Bij Kabinetsmissive van 17 juli 1997, no. 97.003469, heeft Uwe Majesteit, op voordracht van de Minister van Volkshuisvesting, Ruimtelijke Ordening en Milieubeheer, mede namens de Minister van Binnenlandse Zaken en de Minister van Sociale Zaken en Werkgelegenheid, bij de Raad van State ter overweging aanhangig gemaakt het voorstel van wet met memorie van toelichting, houdende wijziging van de Wet milieubeheer, de Wet rampen en zware ongevallen en de Arbeidsomstandighedenwet ter uitvoering van de EG-richtlijn betreffende de beheersing van de gevaren van zware ongevallen waarbij gevaarlijke stoffen zijn betrokken (Seveso II).

Blijkens de mededeling van de Directeur van Uw kabinet van 17 juli 1997, nr. 97.003469, machtigde Uwe Majesteit de Raad van State zijn advies inzake het bovenvermelde voorstel van wet rechtstreeks aan mij te doen toekomen. Dit advies, gedateerd 24 november 1997, nr. W08.97.0439, bied ik U hierbij aan.

De Raad van State geeft U in overweging het voorstel van wet te zenden aan de Tweede Kamer der Staten-Generaal, nadat met zijn opmerkingen rekening zal zijn gehouden.

1. In de voorgestelde wijziging van artikel 19.3 van de Wet milieubeheer (Wm) wordt, in tegenstelling tot het voorgestelde artikel 25a van de Wet rampen en zware ongevallen en artikel 5a van de Arbeidsomstandighedenwet, niet de in artikel 13, vierde lid, van de richtlijn genoemde grond van «sabotage» genoemd. Voor wat betreft artikel 19.3 Wm veronderstelt de toelichting dat sabotage onder de reeds bestaande bepalingen valt. Dat moge zo zijn, het verschil in redactie tussen de drie betrokken wetten roept de vraag op naar de verhouding tussen de wetten. Naar het oordeel van de Raad van State verdient het daarom aanbeveling geen onderscheid te maken bij het formuleren van de gronden waarop een uitzondering kan worden gemaakt op de openbaarheid. Het college adviseert het wetsvoorstel op dit punt aan te passen.

1. Naar aanleiding van dit advies wordt opgemerkt dat sabotage reeds onder de uitzonderingsgronden van artikel 19.3 van de Wet milieubeheer valt. Om wetstechnische reden is het derhalve niet wenselijk deze uitzonderingsgrond hiernaast ook nog expliciet op te nemen. Het feit dat zowel in de Wet rampen en zware ongevallen als in de Arbeidsomstandighedenwet deze grond met zoveel woorden genoemd wordt doet hieraan niet af. Naar mijn mening is een verschil in redactie geen bezwaar.

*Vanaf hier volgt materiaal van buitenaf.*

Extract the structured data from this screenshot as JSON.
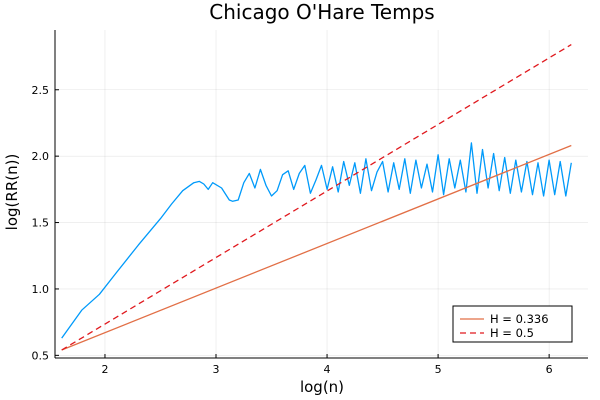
{
  "chart_data": {
    "type": "line",
    "title": "Chicago O'Hare Temps",
    "xlabel": "log(n)",
    "ylabel": "log(RR(n))",
    "xlim": [
      1.55,
      6.35
    ],
    "ylim": [
      0.48,
      2.95
    ],
    "xticks": [
      2,
      3,
      4,
      5,
      6
    ],
    "yticks": [
      0.5,
      1.0,
      1.5,
      2.0,
      2.5
    ],
    "ytick_labels": [
      "0.5",
      "1.0",
      "1.5",
      "2.0",
      "2.5"
    ],
    "xtick_labels": [
      "2",
      "3",
      "4",
      "5",
      "6"
    ],
    "grid": true,
    "legend_placement": "bottom-right",
    "series": [
      {
        "name": "",
        "color": "#009AFA",
        "style": "solid",
        "x": [
          1.61,
          1.79,
          1.95,
          2.1,
          2.3,
          2.5,
          2.6,
          2.7,
          2.8,
          2.85,
          2.89,
          2.93,
          2.97,
          3.05,
          3.12,
          3.15,
          3.2,
          3.25,
          3.3,
          3.35,
          3.4,
          3.45,
          3.5,
          3.55,
          3.6,
          3.65,
          3.7,
          3.75,
          3.8,
          3.85,
          3.9,
          3.95,
          4.0,
          4.05,
          4.1,
          4.15,
          4.2,
          4.25,
          4.3,
          4.35,
          4.4,
          4.45,
          4.5,
          4.55,
          4.6,
          4.65,
          4.7,
          4.75,
          4.8,
          4.85,
          4.9,
          4.95,
          5.0,
          5.05,
          5.1,
          5.15,
          5.2,
          5.25,
          5.3,
          5.35,
          5.4,
          5.45,
          5.5,
          5.55,
          5.6,
          5.65,
          5.7,
          5.75,
          5.8,
          5.85,
          5.9,
          5.95,
          6.0,
          6.05,
          6.1,
          6.15,
          6.2
        ],
        "y": [
          0.63,
          0.84,
          0.96,
          1.12,
          1.33,
          1.53,
          1.64,
          1.74,
          1.8,
          1.81,
          1.79,
          1.75,
          1.8,
          1.76,
          1.67,
          1.66,
          1.67,
          1.8,
          1.87,
          1.76,
          1.9,
          1.78,
          1.7,
          1.74,
          1.86,
          1.89,
          1.75,
          1.87,
          1.93,
          1.72,
          1.82,
          1.93,
          1.75,
          1.92,
          1.73,
          1.96,
          1.78,
          1.95,
          1.72,
          1.98,
          1.74,
          1.88,
          1.96,
          1.73,
          1.95,
          1.75,
          1.98,
          1.72,
          1.97,
          1.76,
          1.94,
          1.73,
          2.01,
          1.71,
          1.98,
          1.76,
          1.97,
          1.73,
          2.1,
          1.72,
          2.05,
          1.76,
          2.02,
          1.74,
          1.99,
          1.72,
          1.97,
          1.73,
          1.96,
          1.71,
          1.95,
          1.7,
          1.97,
          1.71,
          1.96,
          1.7,
          1.95
        ]
      },
      {
        "name": "H = 0.336",
        "color": "#E26F46",
        "style": "solid",
        "x": [
          1.61,
          6.2
        ],
        "y": [
          0.54,
          2.08
        ]
      },
      {
        "name": "H = 0.5",
        "color": "#E0191E",
        "style": "dashed",
        "x": [
          1.61,
          6.2
        ],
        "y": [
          0.54,
          2.84
        ]
      }
    ]
  }
}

De verhouding tussen de wetten onderling speelt hierbij geen specifieke rol.

2. Artikel 13, derde lid, van de richtlijn bepaalt dat de lidstaat de andere lidstaten in kennis stelt van het besluit dat een inrichting dicht bij het grondgebied van een andere lidstaat geen gevaar voor een zwaar ongeval buiten de grenzen van het bedrijfsterrein oplevert en de opstelling van een extern noodplan derhalve niet wordt verlangd.

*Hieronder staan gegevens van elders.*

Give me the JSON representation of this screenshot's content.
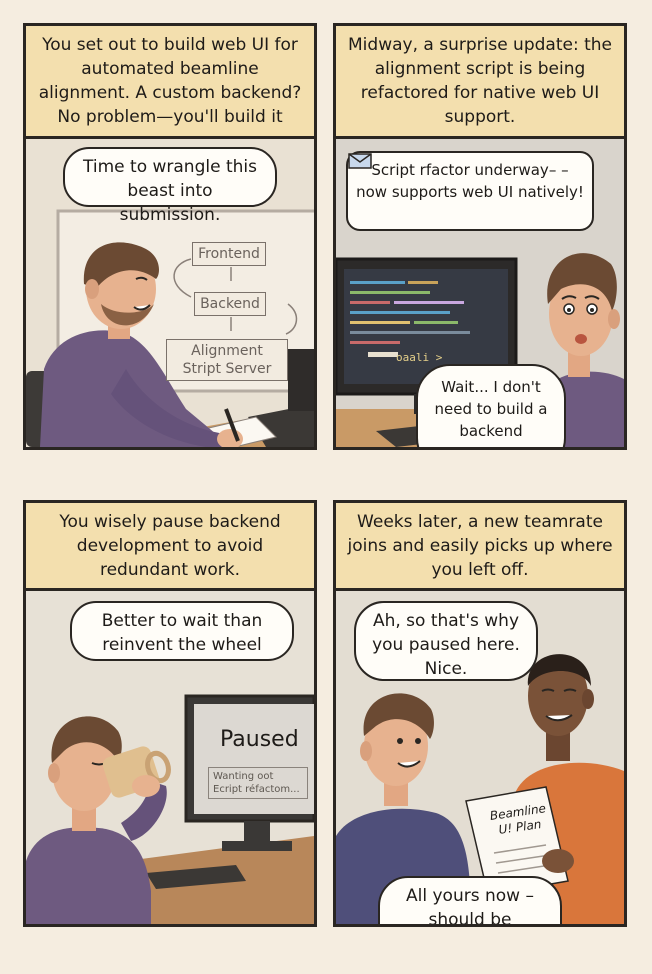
{
  "panels": [
    {
      "caption": "You set out to build web UI for automated beamline alignment. A custom backend? No problem—you'll build it",
      "bubble": "Time to wrangle this beast into submission.",
      "diagram": {
        "frontend": "Frontend",
        "backend": "Backend",
        "server": "Alignment Stript Server"
      }
    },
    {
      "caption": "Midway, a surprise update: the alignment script is being refactored for native web UI support.",
      "message": {
        "icon": "envelope-icon",
        "text": "Script rfactor underway– – now supports web UI natively!"
      },
      "screen_text": "oaali >",
      "bubble": "Wait... I don't need to build a backend anymore?"
    },
    {
      "caption": "You wisely pause backend development to avoid redundant work.",
      "bubble": "Better to wait than reinvent the wheel",
      "screen": {
        "title": "Paused",
        "sub": "Wanting oot Ecript réfactom..."
      }
    },
    {
      "caption": "Weeks later, a new teamrate joins and easily picks up where you left off.",
      "bubble_top": "Ah, so that's why you paused here. Nice.",
      "paper": "Beamline U! Plan",
      "bubble_bottom": "All yours now – should be smoother sailing!"
    }
  ],
  "colors": {
    "caption_bg": "#f3dfae",
    "panel_border": "#2a2622",
    "sweater": "#6e5a80",
    "teammate_shirt": "#d9763b",
    "hair": "#6b4a33"
  }
}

Blijkens de transponeringstabel behorend bij de memorie van toelichting wordt deze richtlijnbepaling geïmplementeerd in het voorgestelde artikel 7, vierde lid, van de Wet rampen en zware ongevallen. De Raad merkt op dat artikel 7, vierde lid, slechts ziet op het besluit geen rampbestrijdingsplan vast te stellen. De verplichting om de andere lidstaten in kennis te stellen, vloeit uit deze bepaling niet voort. Naar het oordeel van het college zien de artikelen 3:41 en 3:42 van de Algemene wet bestuursrecht niet op deze situatie waarbij het gaat om een besluit dat niet tot een of meer belanghebbenden is gericht, maar dat wel, op grond van de richtlijn, mede aan een belanghebbende moet worden bekendgemaakt. Het college adviseert in het wetsvoorstel de verplichting op te nemen om de andere lidstaten in kennis te stellen.

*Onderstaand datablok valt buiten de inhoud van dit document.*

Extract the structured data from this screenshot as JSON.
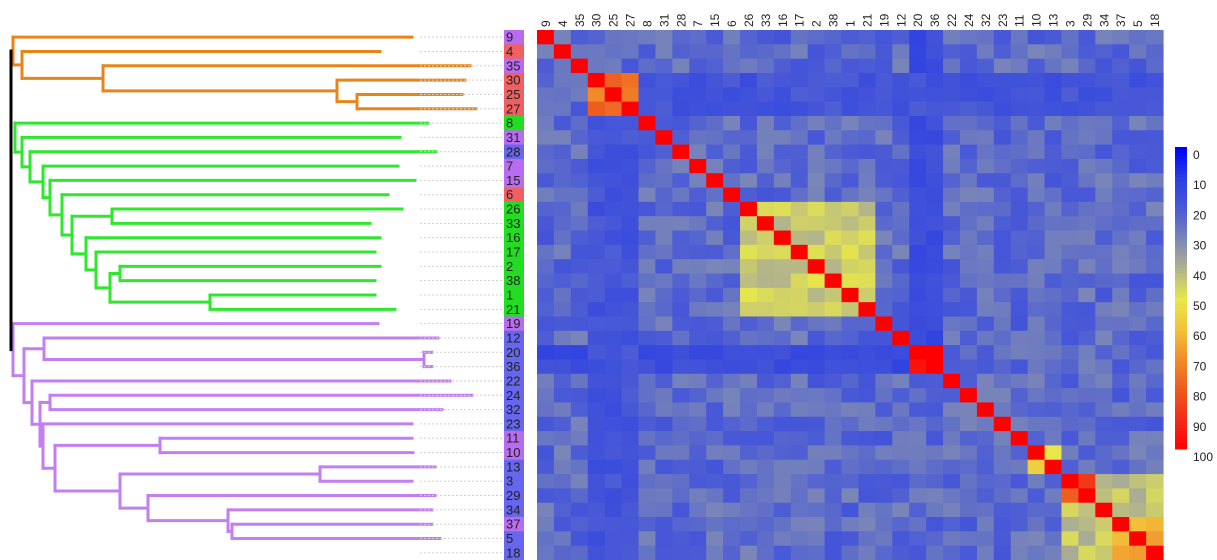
{
  "chart_data": {
    "type": "heatmap",
    "order": [
      "9",
      "4",
      "35",
      "30",
      "25",
      "27",
      "8",
      "31",
      "28",
      "7",
      "15",
      "6",
      "26",
      "33",
      "16",
      "17",
      "2",
      "38",
      "1",
      "21",
      "19",
      "12",
      "20",
      "36",
      "22",
      "24",
      "32",
      "23",
      "11",
      "10",
      "13",
      "3",
      "29",
      "34",
      "37",
      "5",
      "18"
    ],
    "leaf_groups": [
      "orange",
      "orange",
      "orange",
      "orange",
      "orange",
      "orange",
      "green",
      "green",
      "green",
      "green",
      "green",
      "green",
      "green",
      "green",
      "green",
      "green",
      "green",
      "green",
      "green",
      "green",
      "purple",
      "purple",
      "purple",
      "purple",
      "purple",
      "purple",
      "purple",
      "purple",
      "purple",
      "purple",
      "purple",
      "purple",
      "purple",
      "purple",
      "purple",
      "purple",
      "purple"
    ],
    "label_box_colors": [
      "#b86cf0",
      "#f06060",
      "#b86cf0",
      "#f06060",
      "#f06060",
      "#f06060",
      "#22dd22",
      "#b86cf0",
      "#6666ee",
      "#b86cf0",
      "#b86cf0",
      "#f06060",
      "#22dd22",
      "#22dd22",
      "#22dd22",
      "#22dd22",
      "#22dd22",
      "#22dd22",
      "#22dd22",
      "#22dd22",
      "#b86cf0",
      "#6666ee",
      "#6666ee",
      "#6666ee",
      "#6666ee",
      "#6666ee",
      "#6666ee",
      "#6666ee",
      "#b86cf0",
      "#b86cf0",
      "#6666ee",
      "#6666ee",
      "#6666ee",
      "#6666ee",
      "#b86cf0",
      "#6666ee",
      "#6666ee"
    ],
    "tree_colors": {
      "orange": "#e8851a",
      "green": "#2ee82e",
      "purple": "#c27ef2",
      "root": "#000000"
    },
    "blocks": [
      {
        "start": 3,
        "end": 5,
        "value": 75
      },
      {
        "start": 12,
        "end": 19,
        "value": 45
      },
      {
        "start": 22,
        "end": 23,
        "value": 100
      },
      {
        "start": 29,
        "end": 30,
        "value": 55
      },
      {
        "start": 31,
        "end": 32,
        "value": 82
      },
      {
        "start": 31,
        "end": 36,
        "value": 43
      },
      {
        "start": 34,
        "end": 36,
        "value": 62
      }
    ],
    "low_blocks": [
      {
        "rows": [
          22,
          23
        ],
        "cols": [
          0,
          1,
          2,
          3,
          4,
          5,
          6,
          7,
          8,
          9,
          10,
          11,
          12,
          13,
          14,
          15,
          16,
          17,
          18,
          19,
          20,
          21
        ],
        "value": 15
      },
      {
        "rows": [
          3,
          4,
          5
        ],
        "cols": [
          6,
          7,
          8,
          9,
          10,
          11,
          12,
          13,
          14,
          15,
          16,
          17,
          18,
          19,
          20,
          21,
          22,
          23,
          24,
          25,
          26,
          27,
          28,
          29,
          30,
          31,
          32,
          33,
          34,
          35,
          36
        ],
        "value": 18
      }
    ],
    "background_value": 24,
    "legend": {
      "ticks": [
        "0",
        "10",
        "20",
        "30",
        "40",
        "50",
        "60",
        "70",
        "80",
        "90",
        "100"
      ],
      "colors": [
        "#0000ff",
        "#2b3ee2",
        "#4a5ad6",
        "#7a86b8",
        "#b2b48c",
        "#e8e84a",
        "#f2c23a",
        "#f28a2a",
        "#ee5a1e",
        "#f22a16",
        "#ff0000"
      ]
    }
  }
}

2. De Raad merkt terecht op dat de verplichting om andere lid-staten in kennis te stellen niet voortvloeit uit het voorgestelde vierde lid van artikel 7 zoals in de transponeringstabel is aangegeven. In de transponeringstabel is echter op dit punt een fout geslopen. In plaats van artikel 7, vierde lid, had moeten staan: artikel 7, derde lid, onderdeel d. In de krachtens dat artikel vast te stellen algemene maatregel van bestuur zal derhalve worden bepaald dat het bedoelde besluit ter kennis wordt gebracht van de betrokken andere lid-staat. De toevoeging van deze verplichting in het wetsvoorstel, zoals de Raad adviseert, kan derhalve achterwege blijven.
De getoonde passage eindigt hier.